A few years ago, during half-time at a soccer game, I noticed the mother check her son’s blood sugar and give him insulin. As a result, he went from irritable and distracted to calm and focused.

Turns out he has, all along, had ADHD and diabetes. He’s “lost his diagnosis,” claims the mom. But she still demands the school funds his "autism behavioral services" and provide a one to one aide in his classroom. 

So, now we find children “losing the autism diagnosis.” Others are “cured” after they have a few ABA sessions, take some vitamins, ride horses with witchdoctors, eat gluten free foods or swim with dolphins.

In any event, here is a case of autism misdiagnosed with underlying etiology of “autistic behavior” being a direct result of uncontrolled blood glucose levels.  

The mom, by the way, is not concerned that her son was misdiagnosed with autism. Nor does she care that he received special education services under autism label, even after diagnosed with ADHD and diabetes. “It helped him get a one to one aide,” she said. “And many services he wouldn’t have qualified for under another diagnosis.” Like tutoring and assistive technologies intended for real autistic children. He was also involved, years ago, in an autism research study. No wonder autism research is stymied!

Yes, there are people who have autism and diabetes or other concomitant disorders. Yes, there are autistic people who improve. This kid isn’t one of them because he was never autistic. It’s not his fault. His parents are inconsiderate people who enjoyed the perks of receiving autism services for their non-autistic son.

It’s unclear why educational professionals never bothered to update his special education file AFTER he was diagnosed with ADHD and diabetes.

Maybe it’s because the mom is married to an attorney who storms into special education meetings, makes ridiculous demands and threatens to sue.  

So if you have an actual autistic child, either high or lower- functioning, and you’ve ever wondered WHY you have to fight so hard to get a piece of the autism pie for your child, remember this case.

This case is by no means is an anomaly.


There’s another parent I know, and he told me his son “grew out of his autism diagnosis,” as if autism is a pair of pants. They didn’t quite fit right, they were a little uncomfortable, they lost a button, so...., we tossed those pants and autism is all behind us now. We’re moving on.
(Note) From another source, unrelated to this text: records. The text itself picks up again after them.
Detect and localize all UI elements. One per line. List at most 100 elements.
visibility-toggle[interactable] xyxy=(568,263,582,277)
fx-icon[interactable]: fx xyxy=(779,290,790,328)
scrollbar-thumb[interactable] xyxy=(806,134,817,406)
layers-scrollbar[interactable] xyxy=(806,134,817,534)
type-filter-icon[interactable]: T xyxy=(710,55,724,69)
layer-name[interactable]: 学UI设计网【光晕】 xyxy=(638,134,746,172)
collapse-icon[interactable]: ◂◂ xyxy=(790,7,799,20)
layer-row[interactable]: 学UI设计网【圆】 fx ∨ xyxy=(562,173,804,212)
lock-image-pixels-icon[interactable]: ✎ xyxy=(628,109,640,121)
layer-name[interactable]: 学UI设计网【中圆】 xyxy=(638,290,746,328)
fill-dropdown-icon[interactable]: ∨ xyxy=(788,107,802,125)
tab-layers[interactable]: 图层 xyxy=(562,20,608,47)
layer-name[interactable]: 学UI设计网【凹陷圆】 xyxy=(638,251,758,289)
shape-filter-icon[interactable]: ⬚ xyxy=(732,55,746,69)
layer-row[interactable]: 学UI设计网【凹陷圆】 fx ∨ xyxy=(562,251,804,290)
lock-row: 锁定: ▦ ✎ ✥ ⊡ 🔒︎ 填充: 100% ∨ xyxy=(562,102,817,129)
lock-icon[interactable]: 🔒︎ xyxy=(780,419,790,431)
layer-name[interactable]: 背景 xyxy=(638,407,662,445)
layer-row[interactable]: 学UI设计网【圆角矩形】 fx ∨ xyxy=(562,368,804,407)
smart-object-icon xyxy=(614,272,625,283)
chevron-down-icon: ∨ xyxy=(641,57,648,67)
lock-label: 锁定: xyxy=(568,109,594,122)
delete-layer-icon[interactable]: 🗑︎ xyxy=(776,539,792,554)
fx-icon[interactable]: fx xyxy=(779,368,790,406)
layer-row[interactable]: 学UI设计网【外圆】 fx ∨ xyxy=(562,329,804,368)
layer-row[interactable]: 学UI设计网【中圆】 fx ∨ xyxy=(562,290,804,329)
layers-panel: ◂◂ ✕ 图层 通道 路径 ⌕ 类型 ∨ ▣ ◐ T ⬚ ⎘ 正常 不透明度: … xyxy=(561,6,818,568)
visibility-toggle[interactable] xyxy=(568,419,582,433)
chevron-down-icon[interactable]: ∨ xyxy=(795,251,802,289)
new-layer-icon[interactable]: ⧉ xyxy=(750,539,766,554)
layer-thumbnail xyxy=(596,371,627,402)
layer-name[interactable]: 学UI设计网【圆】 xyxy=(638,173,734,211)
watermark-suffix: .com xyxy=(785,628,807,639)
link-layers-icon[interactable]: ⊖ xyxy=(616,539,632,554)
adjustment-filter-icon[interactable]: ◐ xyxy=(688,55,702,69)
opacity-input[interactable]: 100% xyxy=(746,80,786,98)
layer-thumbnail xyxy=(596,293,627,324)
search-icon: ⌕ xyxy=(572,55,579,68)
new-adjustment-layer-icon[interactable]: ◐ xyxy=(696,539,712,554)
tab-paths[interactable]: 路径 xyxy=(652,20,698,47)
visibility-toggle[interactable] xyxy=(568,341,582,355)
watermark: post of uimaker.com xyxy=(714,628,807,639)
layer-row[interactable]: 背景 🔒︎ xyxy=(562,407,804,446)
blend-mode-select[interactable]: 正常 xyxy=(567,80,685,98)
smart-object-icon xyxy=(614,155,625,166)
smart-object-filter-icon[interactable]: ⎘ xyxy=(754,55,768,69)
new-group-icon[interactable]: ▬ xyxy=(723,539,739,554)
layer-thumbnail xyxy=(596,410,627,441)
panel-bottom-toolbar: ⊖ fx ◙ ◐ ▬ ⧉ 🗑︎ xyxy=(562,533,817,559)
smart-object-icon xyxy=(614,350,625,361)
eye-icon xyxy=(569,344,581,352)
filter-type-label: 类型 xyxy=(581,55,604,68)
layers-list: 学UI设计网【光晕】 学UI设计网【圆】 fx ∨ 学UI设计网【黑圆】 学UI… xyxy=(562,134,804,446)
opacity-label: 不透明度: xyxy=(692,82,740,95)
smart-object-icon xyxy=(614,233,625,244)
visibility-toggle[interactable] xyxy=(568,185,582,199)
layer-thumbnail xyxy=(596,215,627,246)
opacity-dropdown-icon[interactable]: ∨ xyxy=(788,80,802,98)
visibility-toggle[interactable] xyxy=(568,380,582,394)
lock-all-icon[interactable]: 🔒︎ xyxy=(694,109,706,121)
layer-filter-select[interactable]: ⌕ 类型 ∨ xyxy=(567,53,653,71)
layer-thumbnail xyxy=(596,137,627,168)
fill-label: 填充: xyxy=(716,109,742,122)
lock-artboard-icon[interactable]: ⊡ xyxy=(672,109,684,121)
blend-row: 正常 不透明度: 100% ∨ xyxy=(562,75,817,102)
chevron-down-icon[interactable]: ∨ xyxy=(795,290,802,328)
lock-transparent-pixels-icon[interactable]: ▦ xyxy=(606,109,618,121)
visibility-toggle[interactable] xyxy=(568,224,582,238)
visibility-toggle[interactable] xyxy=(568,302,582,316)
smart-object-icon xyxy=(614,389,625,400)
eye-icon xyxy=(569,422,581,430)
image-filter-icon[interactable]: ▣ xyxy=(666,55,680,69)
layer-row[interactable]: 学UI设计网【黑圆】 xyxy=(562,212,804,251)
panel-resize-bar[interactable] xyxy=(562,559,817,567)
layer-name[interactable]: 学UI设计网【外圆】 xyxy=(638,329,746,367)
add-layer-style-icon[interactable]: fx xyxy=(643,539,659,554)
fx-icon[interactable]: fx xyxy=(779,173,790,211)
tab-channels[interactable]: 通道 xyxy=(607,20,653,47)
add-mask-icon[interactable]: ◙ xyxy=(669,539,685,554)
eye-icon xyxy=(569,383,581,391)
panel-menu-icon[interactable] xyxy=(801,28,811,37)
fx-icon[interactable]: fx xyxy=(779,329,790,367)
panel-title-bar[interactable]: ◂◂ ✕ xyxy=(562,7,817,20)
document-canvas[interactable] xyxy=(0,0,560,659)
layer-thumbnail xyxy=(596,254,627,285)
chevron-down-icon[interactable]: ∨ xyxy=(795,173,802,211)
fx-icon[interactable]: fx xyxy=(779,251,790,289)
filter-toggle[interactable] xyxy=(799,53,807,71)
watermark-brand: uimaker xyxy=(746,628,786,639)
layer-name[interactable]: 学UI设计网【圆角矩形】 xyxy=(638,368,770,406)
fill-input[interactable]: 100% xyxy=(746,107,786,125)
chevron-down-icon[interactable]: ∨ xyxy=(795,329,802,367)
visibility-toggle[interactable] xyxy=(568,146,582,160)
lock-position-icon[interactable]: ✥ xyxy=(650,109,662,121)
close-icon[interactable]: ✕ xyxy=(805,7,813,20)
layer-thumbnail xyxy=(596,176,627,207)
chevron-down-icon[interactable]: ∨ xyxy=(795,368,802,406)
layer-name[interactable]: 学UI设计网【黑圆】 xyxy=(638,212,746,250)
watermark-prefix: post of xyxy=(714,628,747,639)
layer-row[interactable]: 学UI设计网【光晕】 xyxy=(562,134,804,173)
Now isn’t that simple. How stupid of me! To think all this time I’ve been frantic and worried each time my autistic son has slammed his fists into his head, bloodied his nose, or had a tonic-clonic seizure...and all I had to do is say he could just grow out of,  lose or be cured of autism. 

Yes, It’s happening all over the USA: children who are not autistic, are being labeled autistic and lumped into the autism spectrum disorder, thereby compromising autism diagnosis and inflating the reported number of children with autism.

Although there is a spectrum, many professionals still haven’t learned to separate authentic autism from other conditions that temporarily or episodically present as autistic like behaviors.

You don’t lose an autism diagnosis. It’s not like hair. Or a ball game. And you aren’t cured of autism. It isn’t a disease. The hallmark trait of autism is being in your own world. A world of your own. That's why behavioral issues are common in autism. They are overwhelmed by the calamity and chaos of our world. Autistic people march to their own beat. They don't want to be swept up inside the daily waves and demands of this world. A non-autistic child or adult, however, will not routinely resist the conventional order of things. Nor will a non-autistic person be hyper-sensitive to gustatory, tactile, auditory and visual surroundings. To casually assign the autism diagnosis to children who aren't autistic has created chaos and confusion in the autism community. 

That's not to say those children misdiagnosed with autism don't need help. And their parents need services to get the respite they need. They do need help. But to adequately help someone, you must know what they really need. If kids aren't really autistic, providing them with services intended for autistic children, isn't helping find a cure or better treatment for people with authentic autism.